Onder de instellingsstatus zou de instellingsstatus na 2 minuten de instellingsstatus verlaten zonder enige bediening.
Druk eerst op de “enter”-knop, laad vervolgens op en start de starter.Na het luisteren naar het waarschuwingsgeluid kan het de reset uitvoeren
gegevens terug naar fabriekswaarde.
Uiterlijk en montagemaat
Toepassingsdiagram
Normaal controlediagram
Instructie:
1.Externe terminal gebruikt tweeregelig tcontrol-type.
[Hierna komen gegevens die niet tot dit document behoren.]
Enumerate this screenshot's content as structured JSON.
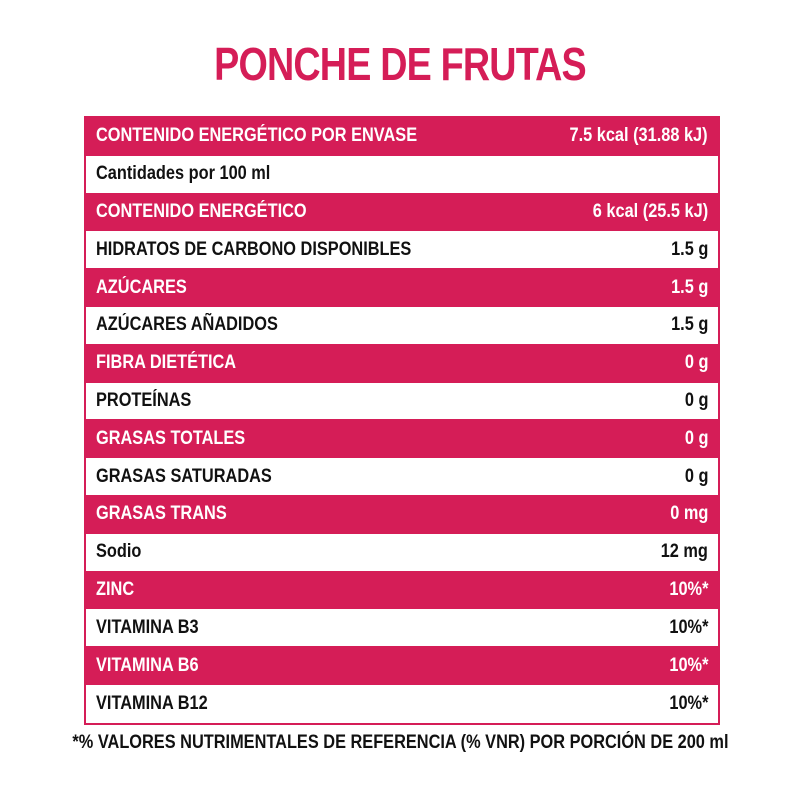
{
  "title": "PONCHE DE FRUTAS",
  "colors": {
    "accent": "#d51d57",
    "text": "#111111",
    "background": "#ffffff"
  },
  "rows": [
    {
      "label": "CONTENIDO ENERGÉTICO POR ENVASE",
      "value": "7.5 kcal (31.88 kJ)",
      "style": "pink"
    },
    {
      "label": "Cantidades por 100 ml",
      "value": "",
      "style": "plain"
    },
    {
      "label": "CONTENIDO ENERGÉTICO",
      "value": "6 kcal (25.5 kJ)",
      "style": "pink"
    },
    {
      "label": "HIDRATOS DE CARBONO DISPONIBLES",
      "value": "1.5 g",
      "style": "plain"
    },
    {
      "label": "AZÚCARES",
      "value": "1.5 g",
      "style": "pink"
    },
    {
      "label": "AZÚCARES AÑADIDOS",
      "value": "1.5 g",
      "style": "plain"
    },
    {
      "label": "FIBRA DIETÉTICA",
      "value": "0 g",
      "style": "pink"
    },
    {
      "label": "PROTEÍNAS",
      "value": "0 g",
      "style": "plain"
    },
    {
      "label": "GRASAS TOTALES",
      "value": "0 g",
      "style": "pink"
    },
    {
      "label": "GRASAS SATURADAS",
      "value": "0 g",
      "style": "plain"
    },
    {
      "label": "GRASAS TRANS",
      "value": "0 mg",
      "style": "pink"
    },
    {
      "label": "Sodio",
      "value": "12 mg",
      "style": "plain"
    },
    {
      "label": "ZINC",
      "value": "10%*",
      "style": "pink"
    },
    {
      "label": "VITAMINA B3",
      "value": "10%*",
      "style": "plain"
    },
    {
      "label": "VITAMINA B6",
      "value": "10%*",
      "style": "pink"
    },
    {
      "label": "VITAMINA B12",
      "value": "10%*",
      "style": "plain"
    }
  ],
  "footnote": "*% VALORES NUTRIMENTALES DE REFERENCIA (% VNR) POR PORCIÓN DE 200 ml"
}
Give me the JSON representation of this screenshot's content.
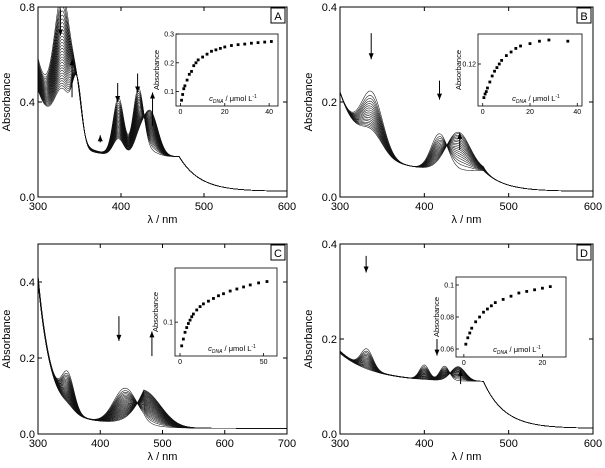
{
  "figure": {
    "panels": [
      {
        "label": "A",
        "xlabel": "λ / nm",
        "ylabel": "Absorbance",
        "xlim": [
          300,
          600
        ],
        "ylim": [
          0,
          0.8
        ],
        "xticks": [
          300,
          400,
          500,
          600
        ],
        "yticks": [
          0.0,
          0.4,
          0.8
        ],
        "curve_count": 30,
        "peaks": [
          {
            "center": 330,
            "width": 14,
            "start": 0.56,
            "end": 0.2
          },
          {
            "center": 347,
            "width": 8,
            "start": 0.15,
            "end": 0.25
          },
          {
            "center": 397,
            "width": 9,
            "start": 0.24,
            "end": 0.07
          },
          {
            "center": 421,
            "width": 9,
            "start": 0.28,
            "end": 0.05
          },
          {
            "center": 435,
            "width": 13,
            "start": 0.02,
            "end": 0.19
          }
        ],
        "background": {
          "base": 0.17,
          "start": 0.58,
          "end": 0.45,
          "decay": 25
        },
        "arrows": [
          {
            "x": 327,
            "y_tail": 0.79,
            "y_head": 0.68,
            "direction": "down"
          },
          {
            "x": 341,
            "y_tail": 0.42,
            "y_head": 0.58,
            "direction": "up"
          },
          {
            "x": 375,
            "y_tail": 0.23,
            "y_head": 0.26,
            "direction": "down"
          },
          {
            "x": 396,
            "y_tail": 0.48,
            "y_head": 0.4,
            "direction": "down"
          },
          {
            "x": 420,
            "y_tail": 0.52,
            "y_head": 0.44,
            "direction": "down"
          },
          {
            "x": 438,
            "y_tail": 0.3,
            "y_head": 0.44,
            "direction": "up"
          }
        ],
        "inset": {
          "xlabel_main": "c",
          "xlabel_sub": "DNA",
          "xlabel_unit": " / μmol L",
          "xlabel_sup": "-1",
          "ylabel": "Absorbance",
          "xlim": [
            -2,
            44
          ],
          "ylim": [
            0.05,
            0.3
          ],
          "xticks": [
            0,
            20,
            40
          ],
          "yticks": [
            0.1,
            0.2,
            0.3
          ],
          "points": [
            [
              0.5,
              0.07
            ],
            [
              1,
              0.09
            ],
            [
              1.5,
              0.11
            ],
            [
              2,
              0.12
            ],
            [
              3,
              0.14
            ],
            [
              4,
              0.16
            ],
            [
              5,
              0.17
            ],
            [
              6,
              0.19
            ],
            [
              7,
              0.2
            ],
            [
              8,
              0.21
            ],
            [
              10,
              0.22
            ],
            [
              12,
              0.23
            ],
            [
              14,
              0.24
            ],
            [
              16,
              0.245
            ],
            [
              18,
              0.25
            ],
            [
              20,
              0.255
            ],
            [
              23,
              0.26
            ],
            [
              26,
              0.263
            ],
            [
              29,
              0.265
            ],
            [
              32,
              0.268
            ],
            [
              35,
              0.27
            ],
            [
              38,
              0.272
            ],
            [
              41,
              0.274
            ]
          ]
        }
      },
      {
        "label": "B",
        "xlabel": "λ / nm",
        "ylabel": "Absorbance",
        "xlim": [
          300,
          600
        ],
        "ylim": [
          0,
          0.4
        ],
        "xticks": [
          300,
          400,
          500,
          600
        ],
        "yticks": [
          0.0,
          0.2,
          0.4
        ],
        "curve_count": 18,
        "peaks": [
          {
            "center": 338,
            "width": 18,
            "start": 0.12,
            "end": 0.04
          },
          {
            "center": 418,
            "width": 14,
            "start": 0.075,
            "end": 0.0
          },
          {
            "center": 440,
            "width": 20,
            "start": 0.0,
            "end": 0.08
          }
        ],
        "background": {
          "base": 0.055,
          "start": 0.22,
          "end": 0.22,
          "decay": 30
        },
        "arrows": [
          {
            "x": 337,
            "y_tail": 0.345,
            "y_head": 0.29,
            "direction": "down"
          },
          {
            "x": 418,
            "y_tail": 0.245,
            "y_head": 0.205,
            "direction": "down"
          },
          {
            "x": 442,
            "y_tail": 0.1,
            "y_head": 0.135,
            "direction": "up"
          }
        ],
        "inset": {
          "xlabel_main": "c",
          "xlabel_sub": "DNA",
          "xlabel_unit": " / μmol L",
          "xlabel_sup": "-1",
          "ylabel": "Absorbance",
          "xlim": [
            -2,
            42
          ],
          "ylim": [
            0.085,
            0.145
          ],
          "xticks": [
            0,
            20,
            40
          ],
          "yticks": [
            0.12
          ],
          "points": [
            [
              0.5,
              0.092
            ],
            [
              1,
              0.095
            ],
            [
              1.5,
              0.097
            ],
            [
              2,
              0.1
            ],
            [
              3,
              0.105
            ],
            [
              4,
              0.11
            ],
            [
              5,
              0.114
            ],
            [
              6,
              0.117
            ],
            [
              7,
              0.12
            ],
            [
              8,
              0.123
            ],
            [
              10,
              0.127
            ],
            [
              12,
              0.13
            ],
            [
              14,
              0.133
            ],
            [
              16,
              0.135
            ],
            [
              20,
              0.137
            ],
            [
              24,
              0.139
            ],
            [
              28,
              0.14
            ],
            [
              36,
              0.139
            ]
          ]
        }
      },
      {
        "label": "C",
        "xlabel": "λ / nm",
        "ylabel": "Absorbance",
        "xlim": [
          300,
          700
        ],
        "ylim": [
          0,
          0.5
        ],
        "xticks": [
          300,
          400,
          500,
          600,
          700
        ],
        "yticks": [
          0.0,
          0.2,
          0.4
        ],
        "curve_count": 28,
        "peaks": [
          {
            "center": 348,
            "width": 14,
            "start": 0.09,
            "end": 0.01
          },
          {
            "center": 440,
            "width": 26,
            "start": 0.09,
            "end": 0.0
          },
          {
            "center": 500,
            "width": 38,
            "start": 0.0,
            "end": 0.16
          }
        ],
        "background": {
          "base": 0.03,
          "start": 0.42,
          "end": 0.4,
          "decay": 22
        },
        "arrows": [
          {
            "x": 430,
            "y_tail": 0.31,
            "y_head": 0.245,
            "direction": "down"
          },
          {
            "x": 483,
            "y_tail": 0.205,
            "y_head": 0.27,
            "direction": "up"
          }
        ],
        "inset": {
          "xlabel_main": "c",
          "xlabel_sub": "DNA",
          "xlabel_unit": " / μmol L",
          "xlabel_sup": "-1",
          "ylabel": "Absorbance",
          "xlim": [
            -3,
            58
          ],
          "ylim": [
            0.05,
            0.18
          ],
          "xticks": [
            0,
            50
          ],
          "yticks": [
            0.1
          ],
          "points": [
            [
              1,
              0.065
            ],
            [
              2,
              0.075
            ],
            [
              3,
              0.085
            ],
            [
              4,
              0.092
            ],
            [
              5,
              0.098
            ],
            [
              6,
              0.103
            ],
            [
              7,
              0.108
            ],
            [
              8,
              0.112
            ],
            [
              10,
              0.118
            ],
            [
              12,
              0.123
            ],
            [
              14,
              0.127
            ],
            [
              17,
              0.131
            ],
            [
              20,
              0.135
            ],
            [
              23,
              0.139
            ],
            [
              26,
              0.142
            ],
            [
              30,
              0.146
            ],
            [
              34,
              0.149
            ],
            [
              38,
              0.152
            ],
            [
              42,
              0.155
            ],
            [
              47,
              0.158
            ],
            [
              52,
              0.16
            ]
          ]
        }
      },
      {
        "label": "D",
        "xlabel": "λ / nm",
        "ylabel": "Absorbance",
        "xlim": [
          300,
          600
        ],
        "ylim": [
          0,
          0.4
        ],
        "xticks": [
          300,
          400,
          500,
          600
        ],
        "yticks": [
          0.0,
          0.2,
          0.4
        ],
        "curve_count": 18,
        "peaks": [
          {
            "center": 332,
            "width": 10,
            "start": 0.04,
            "end": 0.0
          },
          {
            "center": 400,
            "width": 8,
            "start": 0.03,
            "end": 0.0
          },
          {
            "center": 424,
            "width": 8,
            "start": 0.03,
            "end": 0.0
          },
          {
            "center": 440,
            "width": 12,
            "start": 0.0,
            "end": 0.03
          }
        ],
        "background": {
          "base": 0.11,
          "start": 0.175,
          "end": 0.17,
          "decay": 40
        },
        "arrows": [
          {
            "x": 331,
            "y_tail": 0.375,
            "y_head": 0.34,
            "direction": "down"
          },
          {
            "x": 415,
            "y_tail": 0.2,
            "y_head": 0.165,
            "direction": "down"
          },
          {
            "x": 443,
            "y_tail": 0.105,
            "y_head": 0.135,
            "direction": "up"
          }
        ],
        "inset": {
          "xlabel_main": "c",
          "xlabel_sub": "DNA",
          "xlabel_unit": " / μmol L",
          "xlabel_sup": "-1",
          "ylabel": "Absorbance",
          "xlim": [
            -2,
            26
          ],
          "ylim": [
            0.055,
            0.105
          ],
          "xticks": [
            0,
            20
          ],
          "yticks": [
            0.06,
            0.08,
            0.1
          ],
          "points": [
            [
              0.5,
              0.063
            ],
            [
              1,
              0.067
            ],
            [
              1.5,
              0.07
            ],
            [
              2,
              0.073
            ],
            [
              3,
              0.077
            ],
            [
              4,
              0.08
            ],
            [
              5,
              0.083
            ],
            [
              6,
              0.085
            ],
            [
              7,
              0.087
            ],
            [
              8,
              0.089
            ],
            [
              10,
              0.091
            ],
            [
              12,
              0.093
            ],
            [
              14,
              0.095
            ],
            [
              16,
              0.096
            ],
            [
              18,
              0.097
            ],
            [
              20,
              0.098
            ],
            [
              22,
              0.099
            ]
          ]
        }
      }
    ]
  },
  "chart_data": [
    {
      "type": "line",
      "panel": "A",
      "xlabel": "λ / nm",
      "ylabel": "Absorbance",
      "xlim": [
        300,
        600
      ],
      "ylim": [
        0,
        0.8
      ],
      "curves": 30,
      "grid": false
    },
    {
      "type": "line",
      "panel": "B",
      "xlabel": "λ / nm",
      "ylabel": "Absorbance",
      "xlim": [
        300,
        600
      ],
      "ylim": [
        0,
        0.4
      ],
      "curves": 18,
      "grid": false
    },
    {
      "type": "line",
      "panel": "C",
      "xlabel": "λ / nm",
      "ylabel": "Absorbance",
      "xlim": [
        300,
        700
      ],
      "ylim": [
        0,
        0.5
      ],
      "curves": 28,
      "grid": false
    },
    {
      "type": "line",
      "panel": "D",
      "xlabel": "λ / nm",
      "ylabel": "Absorbance",
      "xlim": [
        300,
        600
      ],
      "ylim": [
        0,
        0.4
      ],
      "curves": 18,
      "grid": false
    }
  ]
}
Wanneer KA1 gesloten is om te starten, open om te stoppen.
2. softstarter die boven de 75 kW de bypass-schakelaarspoel moet regelen via het middelste relais, vanwege de beperkte aandrijfcapaciteit van het interne relaiscontact van de softstrater.
12.2 één gemeenschappelijk en één standby-besturingsschema
12.3 één gemeenschappelijk en één standby-besturingsschema
Instructie:
1. In het diagram gebruikt de externe terminal het type met twee lijnen
(wanneer 1KA1 of 2KA1 gesloten is, begint het. Wanneer ze breken, stopt het.)
2. Softstarters boven 75 kW moeten de bypass-schakelaarspoel regelen via het middelste relais vanwege de beperkte aandrijfcapaciteit van het interne middelste relaiscontact van de softstarter.